Business

Panel to probe CFPB discrimination charges

The House Financial Services Committee on Wednesday announced a hearing to investigate claims that a top federal watchdog is discriminating against its own workers.

The panel’s probe of the Consumer Financial Protection Bureau follows accusations that the agency is biased in favor of white employees. A story published earlier this month in American Banker concluded that the agency’s managers “show a pattern of ranking white employees distinctly better than minorities in performance reviews used to grant raises and issue bonuses.”

The story, which cited CFPB data, found that whites were twice as likely to receive the agency’s top rating last year than minority workers.

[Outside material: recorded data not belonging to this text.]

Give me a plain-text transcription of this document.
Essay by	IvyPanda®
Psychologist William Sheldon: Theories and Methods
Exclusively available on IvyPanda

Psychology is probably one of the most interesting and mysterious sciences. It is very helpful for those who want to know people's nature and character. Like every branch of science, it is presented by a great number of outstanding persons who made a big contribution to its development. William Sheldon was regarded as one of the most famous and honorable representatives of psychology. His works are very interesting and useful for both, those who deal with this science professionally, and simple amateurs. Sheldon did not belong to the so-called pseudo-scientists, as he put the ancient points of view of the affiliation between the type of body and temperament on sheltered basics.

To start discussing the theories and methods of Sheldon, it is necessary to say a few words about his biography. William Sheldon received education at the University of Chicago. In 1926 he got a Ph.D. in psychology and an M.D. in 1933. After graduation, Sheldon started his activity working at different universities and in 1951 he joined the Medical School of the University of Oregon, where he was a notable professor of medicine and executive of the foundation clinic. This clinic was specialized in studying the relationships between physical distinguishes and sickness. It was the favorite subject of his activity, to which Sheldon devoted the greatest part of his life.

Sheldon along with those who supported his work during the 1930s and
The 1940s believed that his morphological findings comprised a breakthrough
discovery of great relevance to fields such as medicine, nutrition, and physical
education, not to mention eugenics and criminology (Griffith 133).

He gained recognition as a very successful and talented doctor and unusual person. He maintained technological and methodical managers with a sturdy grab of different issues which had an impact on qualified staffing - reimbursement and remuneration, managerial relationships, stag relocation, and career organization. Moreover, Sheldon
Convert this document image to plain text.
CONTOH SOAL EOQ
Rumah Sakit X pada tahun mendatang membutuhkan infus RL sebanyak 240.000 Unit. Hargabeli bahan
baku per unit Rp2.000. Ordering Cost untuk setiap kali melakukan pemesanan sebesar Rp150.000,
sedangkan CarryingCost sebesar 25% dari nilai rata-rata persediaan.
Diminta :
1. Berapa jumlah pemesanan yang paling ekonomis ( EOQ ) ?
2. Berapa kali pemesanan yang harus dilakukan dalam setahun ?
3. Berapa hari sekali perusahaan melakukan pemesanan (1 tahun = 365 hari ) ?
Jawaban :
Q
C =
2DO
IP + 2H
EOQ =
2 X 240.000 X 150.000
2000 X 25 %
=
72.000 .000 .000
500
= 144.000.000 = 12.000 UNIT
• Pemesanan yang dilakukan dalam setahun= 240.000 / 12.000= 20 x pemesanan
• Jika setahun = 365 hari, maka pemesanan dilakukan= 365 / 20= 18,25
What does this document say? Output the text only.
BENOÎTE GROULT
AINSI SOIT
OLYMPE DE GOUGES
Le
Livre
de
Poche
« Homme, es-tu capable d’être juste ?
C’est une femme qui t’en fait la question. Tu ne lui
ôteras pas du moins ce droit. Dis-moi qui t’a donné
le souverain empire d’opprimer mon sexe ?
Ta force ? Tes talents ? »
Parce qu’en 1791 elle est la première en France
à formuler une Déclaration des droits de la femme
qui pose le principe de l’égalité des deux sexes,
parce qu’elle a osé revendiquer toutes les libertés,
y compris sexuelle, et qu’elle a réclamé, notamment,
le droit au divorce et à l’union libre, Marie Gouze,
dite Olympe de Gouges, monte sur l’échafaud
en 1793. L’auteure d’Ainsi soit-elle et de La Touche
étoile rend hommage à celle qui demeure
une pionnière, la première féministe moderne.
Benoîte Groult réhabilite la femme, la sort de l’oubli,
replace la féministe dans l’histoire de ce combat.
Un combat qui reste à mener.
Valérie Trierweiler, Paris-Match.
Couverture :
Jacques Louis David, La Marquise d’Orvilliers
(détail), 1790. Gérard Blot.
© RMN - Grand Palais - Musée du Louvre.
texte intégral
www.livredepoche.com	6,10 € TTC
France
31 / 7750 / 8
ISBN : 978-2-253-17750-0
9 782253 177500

“The revelations uncovered in the American Banker story are extremely troubling,” said Rep. Patrick McHenry (R-N.C.), chairman of the Financial Services Investigations subcommittee. “Coupled with the significant number of discrimination claims filed by CFPB employees, this raises serious questions about the management of the Bureau.”

McHenry has invited a pair of CFPB officials to testify about the allegations at a hearing slated for next Wednesday. It was not immediately clear whether M. Stacey Bach, the agency’s assistant director of the Office of Equal Opportunity Employment, or Liza Strong, director of Employee Relations, had agreed to appear.

The CFPB, created by the Dodd-Frank Wall Street reform law in response to the 2008 financial crisis, has been the subject of fierce criticism from Republicans in general and Financial Service Committee Chairman Jeb Hensarling in particular.

Hensarling (R-Texas) and other Republicans have dubbed the agency as one of the government’s most powerful — and least accountable — federal agencies because of the way it is structured and funded.